REDISCOVERING the confidence that helped propel Burnley to seventh place is going to be crucial in a Clarets turnaround this season.

New boy Matej Vydra might not have been part of the side that secured European qualification last season, but after six weeks with the club he can diagnose one major issue that has contributed to Burnley's disastrous start to the new campaign.

Confidence can be a fragile friend. It was on the side of the Clarets for much of last season, injected following that opening day win at champions Chelsea and never really departing, even during an 11 game winless run in the league, thanks to draws with Manchester United and Manchester City during that spell.

But now Burnley look bereft of that belief. They've lost four league games in a row, taken just one point from their first five fixtures and won none of 11 domestic and European games in 90 minutes.

"The confidence is low right now because we’ve only got one point. One or two good wins and then I think everything will change for us," Vydra said ahead of today's meeting with Bournemouth, who aren't lacking for confidence after their best ever Premier League start.

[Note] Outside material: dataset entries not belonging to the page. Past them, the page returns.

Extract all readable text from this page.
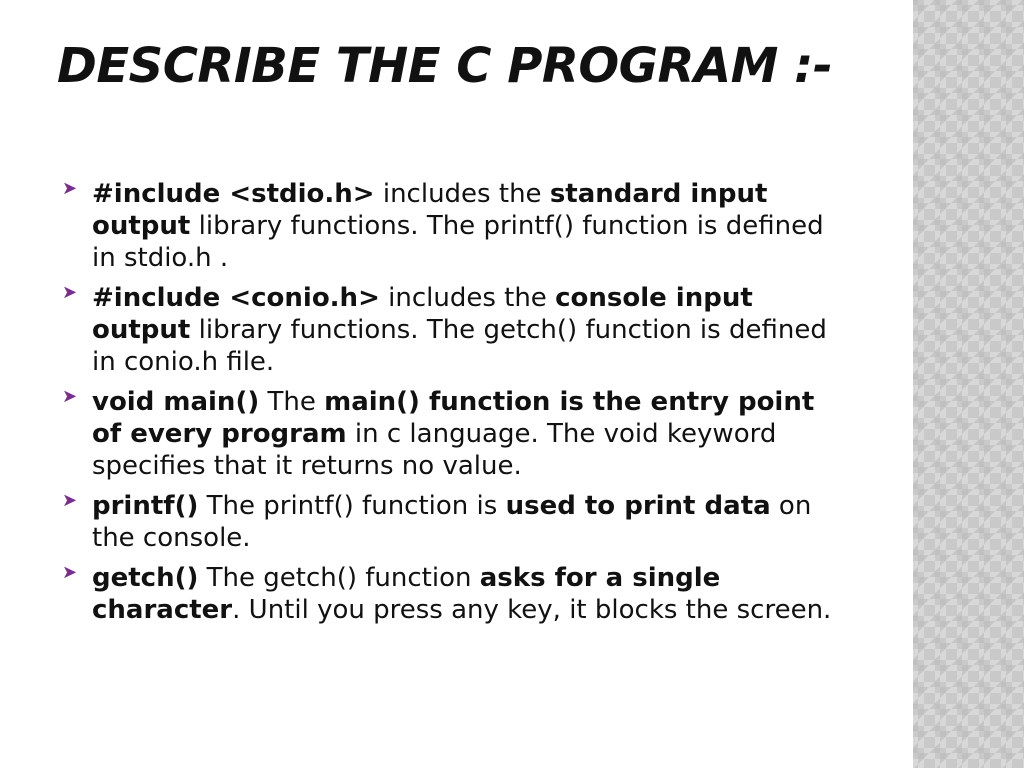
DESCRIBE THE C PROGRAM :-
➤ #include <stdio.h> includes the standard input output library functions. The printf() function is defined in stdio.h .
➤ #include <conio.h> includes the console input output library functions. The getch() function is defined in conio.h file.
➤ void main() The main() function is the entry point of every program in c language. The void keyword specifies that it returns no value.
➤ printf() The printf() function is used to print data on the console.
➤ getch() The getch() function asks for a single character. Until you press any key, it blocks the screen.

"I know you can’t win all of the games but even if you don't play nice football and you win it’s important for the players. Three points are important."

The importance of confidence might not be clear to those of us outside the dressing room, but Czech Republic striker Vydra insists it's a key ingredient in any successful side.

"A lot of people don’t know how important confidence is, if you don’t have confidence then you’re scared to do what you normally do and you try and play a different type of games, everything changes," he added.

"If everyone was fully confident then the results will come."

Confidence could certainly be a concern for the strikers in Sean Dyche's squad.

None of Vydra, Chris Wood, Ashley Barnes or Sam Vokes have scored in the Premier League so far this term.

Yet all four front men scored in the Europa League, Vydra when he came off the bench against Olympiakos to score on his debut.

And the £11million signing from Derby County believes the goals will flow once he and his striking colleagues break their league duck.

"For the strikers when you score goals, when you have opportunities to score almost every game, then you believe more yourself that the goal will come," the 26-year-old said.

"And if you score one or two your confidence is high, you feel much better in training and more confident in games.

"Then the team stay behind you, you’re scoring goals, you're the main guy, everyone gives you the ball. Now we need to score one or two goals as strikers and the confidence will come.

"It’s not the best statistic for the strikers but we’ve played only five games."